Around that time he had started to hear a high-pitched noise in his ears, which was a sign of his degrading hearing. Aside from Bratislava, he had also visited Piešťany, Hlohovec and Dolná Krupa. Invited by the noble family Brunsvik to Dolna Krupa, it was supposed to be a place where he composed the famous Moonlight Sonata. Aside from composing he had also taught young noblewomen and niece of baron Jozef Brunsvik, Julietta Guiccardi, for whom the Moonlight sonata was supposedly composed. However, as not a nobleman himself, Beethoven lived in a gardener’s house – later transformed into a house dedicated to the composer with a small exposition. A rumour goes that the house used to have a window, which was bricked in because the composer used it to flirt with young noblewomen, including the count’s wife.

Surprisingly, Beethoven was popular among women – despite his unpleasant nature, most likely a result of his health problems and rough childhood.
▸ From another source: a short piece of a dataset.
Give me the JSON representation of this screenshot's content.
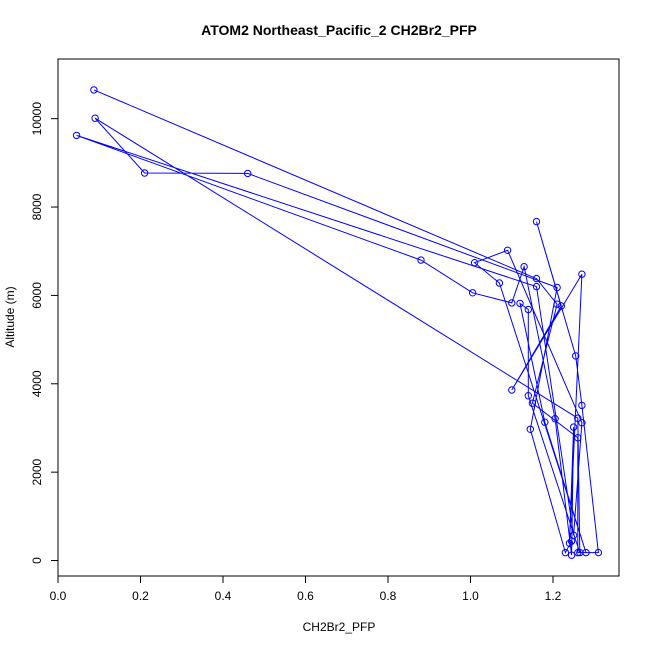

Perhaps the type of brooding musician has always been attracted to women, even from higher social classes. It is said that some women fainted during concerts even back then – who knows If it was because of tight corsets or the aphrodisiacal effect of beautiful music, known for centuries.

So If you would walk down Panska street or make a trip to Dolna Krupa, try to remember the genius composer, who dedicated his to music and although his life was not an easy one, he had never given up on hope.